What did we learn from tonight's undercard debate? Not much.
The four-man show featured a quartet of candidates who have found almost no popular support—George Pataki, Lindsey Graham, Bobby Jindal, Rick Santorum—the most successful of which, Santorum, is currently polling at just 0.8 percent.
The four-way face off told us almost nothing we didn't already know: The candidates don't much like Barack Obama, Obamacare, the Iran deal, amnesty, Planned Parenthood, or undocumented immigrants. Most of them aren't big fans of Donald Trump either; Pataki and Jindal criticized him strongly and directly; only Rick Santorum kinda-sorta defended him, saying "I don't think it helps when Republicans attack Republicans personally."
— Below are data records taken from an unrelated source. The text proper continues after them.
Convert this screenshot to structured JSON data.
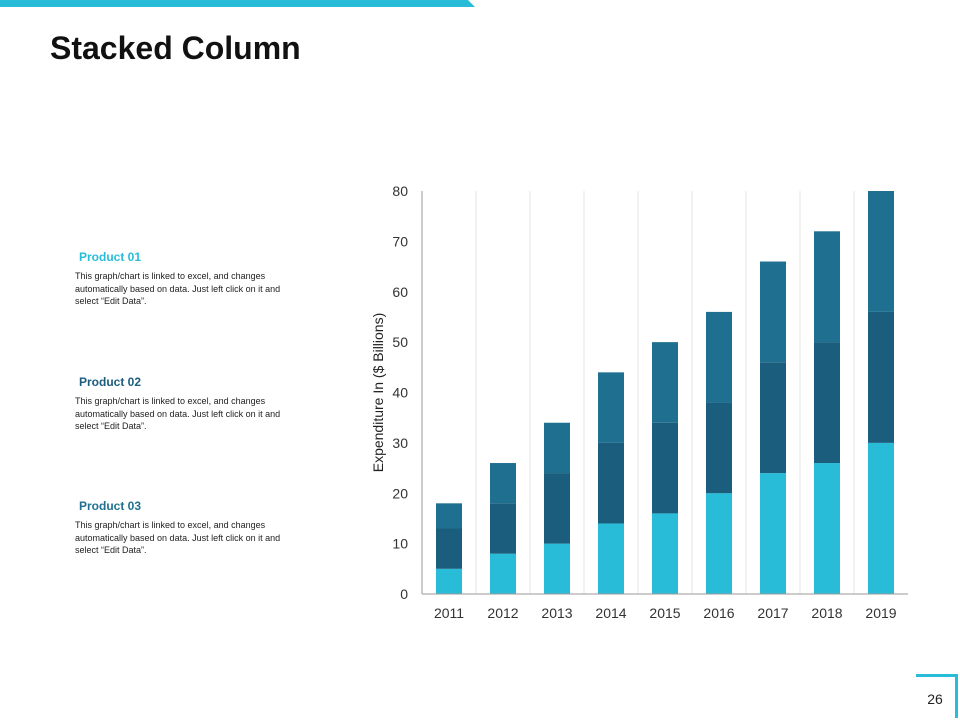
{
  "slide": {
    "title": "Stacked Column",
    "page_number": "26",
    "accent_color": "#29bcd8"
  },
  "products": [
    {
      "title": "Product 01",
      "color": "#29bcd8",
      "description": "This graph/chart is linked to excel, and changes automatically based on data. Just left click on it and select “Edit Data”."
    },
    {
      "title": "Product 02",
      "color": "#1a5d7c",
      "description": "This graph/chart is linked to excel, and changes automatically based on data. Just left click on it and select “Edit Data”."
    },
    {
      "title": "Product 03",
      "color": "#1f7090",
      "description": "This graph/chart is linked to excel, and changes automatically based on data. Just left click on it and select “Edit Data”."
    }
  ],
  "chart_data": {
    "type": "bar",
    "stacked": true,
    "title": "",
    "xlabel": "",
    "ylabel": "Expenditure In ($ Billions)",
    "ylim": [
      0,
      80
    ],
    "yticks": [
      0,
      10,
      20,
      30,
      40,
      50,
      60,
      70,
      80
    ],
    "categories": [
      "2011",
      "2012",
      "2013",
      "2014",
      "2015",
      "2016",
      "2017",
      "2018",
      "2019"
    ],
    "series": [
      {
        "color": "#29bcd8",
        "values": [
          5,
          8,
          10,
          14,
          16,
          20,
          24,
          26,
          30
        ]
      },
      {
        "color": "#1a5d7c",
        "values": [
          8,
          10,
          14,
          16,
          18,
          18,
          22,
          24,
          26
        ]
      },
      {
        "color": "#1f7090",
        "values": [
          5,
          8,
          10,
          14,
          16,
          18,
          20,
          22,
          24
        ]
      }
    ],
    "grid": "vertical",
    "legend": "none"
  }
}
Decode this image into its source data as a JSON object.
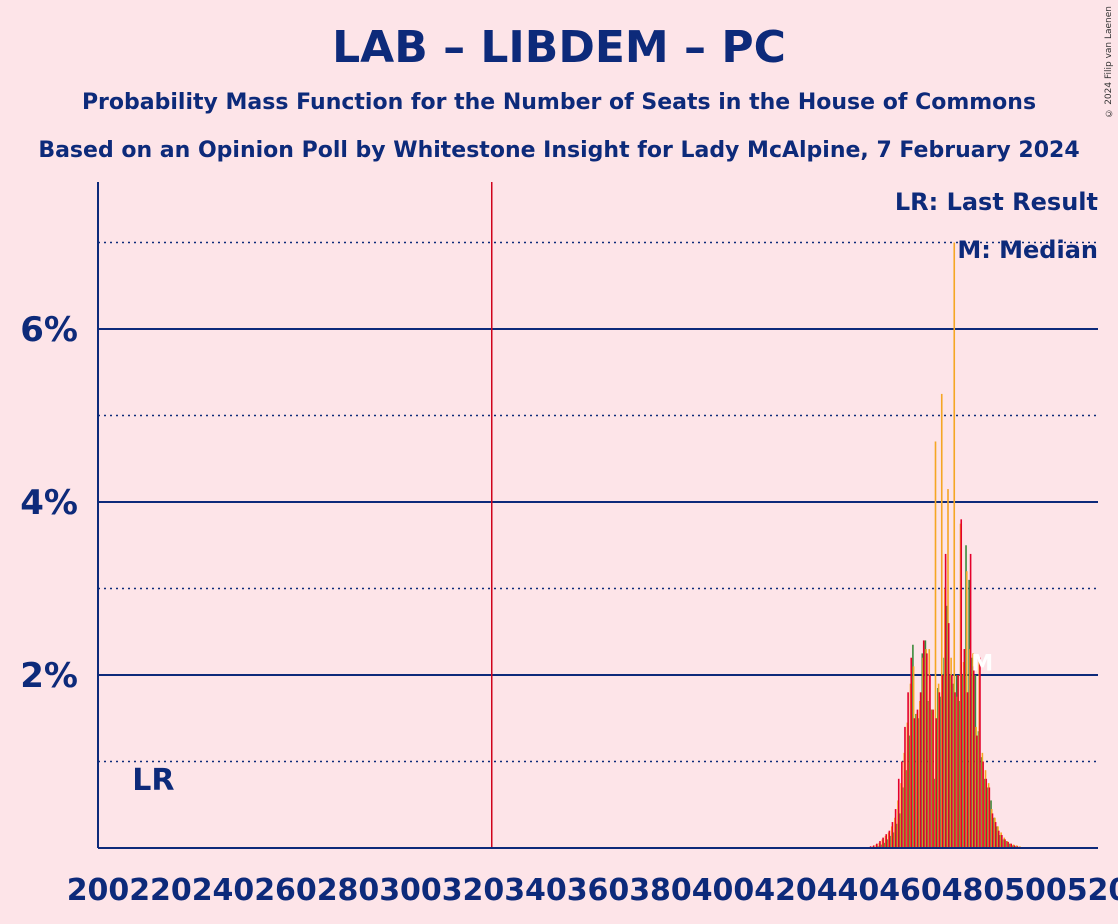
{
  "chart_data": {
    "type": "bar",
    "title": "LAB – LIBDEM – PC",
    "subtitle": "Probability Mass Function for the Number of Seats in the House of Commons",
    "subtitle2": "Based on an Opinion Poll by Whitestone Insight for Lady McAlpine, 7 February 2024",
    "copyright": "© 2024 Filip van Laenen",
    "xlim": [
      200,
      520
    ],
    "ylim": [
      0,
      7.7
    ],
    "x_ticks": [
      200,
      220,
      240,
      260,
      280,
      300,
      320,
      340,
      360,
      380,
      400,
      420,
      440,
      460,
      480,
      500,
      520
    ],
    "y_ticks_labeled": [
      {
        "value": 2,
        "label": "2%"
      },
      {
        "value": 4,
        "label": "4%"
      },
      {
        "value": 6,
        "label": "6%"
      }
    ],
    "y_grid_minor": [
      1,
      3,
      5,
      7
    ],
    "majority_line": 326,
    "last_result": {
      "x": 202,
      "label": "LR"
    },
    "median": {
      "x": 482,
      "label": "M"
    },
    "legend": {
      "lr": "LR: Last Result",
      "m": "M: Median",
      "placement": "top-right"
    },
    "colors": {
      "red": "#e4002b",
      "orange": "#f5a623",
      "green": "#3a8a3a",
      "line": "#0d2a7a",
      "majority": "#d0021b"
    },
    "values": {
      "x": [
        448,
        449,
        450,
        451,
        452,
        453,
        454,
        455,
        456,
        457,
        458,
        459,
        460,
        461,
        462,
        463,
        464,
        465,
        466,
        467,
        468,
        469,
        470,
        471,
        472,
        473,
        474,
        475,
        476,
        477,
        478,
        479,
        480,
        481,
        482,
        483,
        484,
        485,
        486,
        487,
        488,
        489,
        490,
        491,
        492,
        493,
        494,
        495,
        496,
        497,
        498,
        499,
        500,
        501,
        502,
        503,
        504,
        505,
        506,
        507,
        508,
        509,
        510,
        511,
        512
      ],
      "red": [
        0.02,
        0.03,
        0.05,
        0.08,
        0.12,
        0.16,
        0.2,
        0.3,
        0.45,
        0.8,
        1.0,
        1.4,
        1.8,
        2.2,
        1.5,
        1.6,
        1.8,
        2.4,
        2.25,
        2.0,
        1.6,
        1.5,
        1.8,
        2.0,
        3.4,
        2.6,
        2.0,
        1.8,
        2.0,
        3.8,
        2.3,
        1.8,
        3.4,
        2.1,
        1.3,
        2.2,
        1.0,
        0.8,
        0.7,
        0.4,
        0.3,
        0.2,
        0.15,
        0.1,
        0.07,
        0.05,
        0.03,
        0.02,
        0.01,
        0.01,
        0.01,
        0.01,
        0,
        0,
        0,
        0,
        0,
        0,
        0,
        0,
        0,
        0,
        0,
        0,
        0
      ],
      "orange": [
        0.02,
        0.04,
        0.06,
        0.1,
        0.14,
        0.18,
        0.25,
        0.35,
        0.55,
        0.75,
        1.1,
        1.45,
        1.9,
        2.1,
        1.55,
        1.7,
        2.2,
        2.3,
        2.3,
        1.6,
        4.7,
        1.9,
        5.25,
        3.0,
        4.15,
        2.2,
        7.0,
        1.75,
        3.75,
        2.15,
        3.2,
        2.3,
        2.25,
        1.4,
        2.2,
        1.1,
        0.9,
        0.75,
        0.45,
        0.35,
        0.25,
        0.18,
        0.12,
        0.08,
        0.05,
        0.04,
        0.03,
        0.02,
        0.01,
        0.01,
        0.01,
        0.01,
        0,
        0,
        0,
        0,
        0,
        0,
        0,
        0,
        0,
        0,
        0,
        0,
        0
      ],
      "green": [
        0.01,
        0.02,
        0.04,
        0.06,
        0.1,
        0.14,
        0.18,
        0.28,
        0.4,
        0.7,
        0.9,
        1.3,
        2.35,
        1.55,
        1.5,
        2.25,
        2.4,
        1.7,
        1.6,
        0.8,
        1.85,
        1.75,
        2.2,
        2.8,
        2.0,
        1.9,
        2.0,
        1.7,
        2.0,
        3.5,
        3.1,
        2.2,
        2.0,
        1.35,
        1.05,
        0.8,
        0.7,
        0.55,
        0.35,
        0.25,
        0.15,
        0.1,
        0.08,
        0.05,
        0.03,
        0.02,
        0.01,
        0.01,
        0.01,
        0.01,
        0,
        0,
        0,
        0,
        0,
        0,
        0,
        0,
        0,
        0,
        0,
        0,
        0,
        0,
        0
      ]
    }
  }
}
Each of the candidates stuck to his strengths, or at least familiar territory, effectively playing the characters these men are known for playing: Graham was extremely hawkish (he answered an early question about Trump by explaining that he would bomb the Islamic State); Santorum played up his religious brand of conservatism and his focus on workers rather than business owners (he argued that immigration hurts American workers and that Republicans should be more aggressive in their support for the minimum wage); Jindal delivered aggressive attacks on both President Obama and the Washington Republican establishment (at one point he criticized both Graham and Santorum for voting for Supreme Court Chief Justice John Roberts); and Pataki reminded people, yet again, that he was governor of New York on 9/11 (Pataki also led off the debate by reminding people how much he loves Ronald Reagan).
But no one really had a genuine standout moment, and no one is likely to come out of this with much more support than they went in with. No one, in other words, really won the debate—and anyone who watched the whole thing probably ended up losing.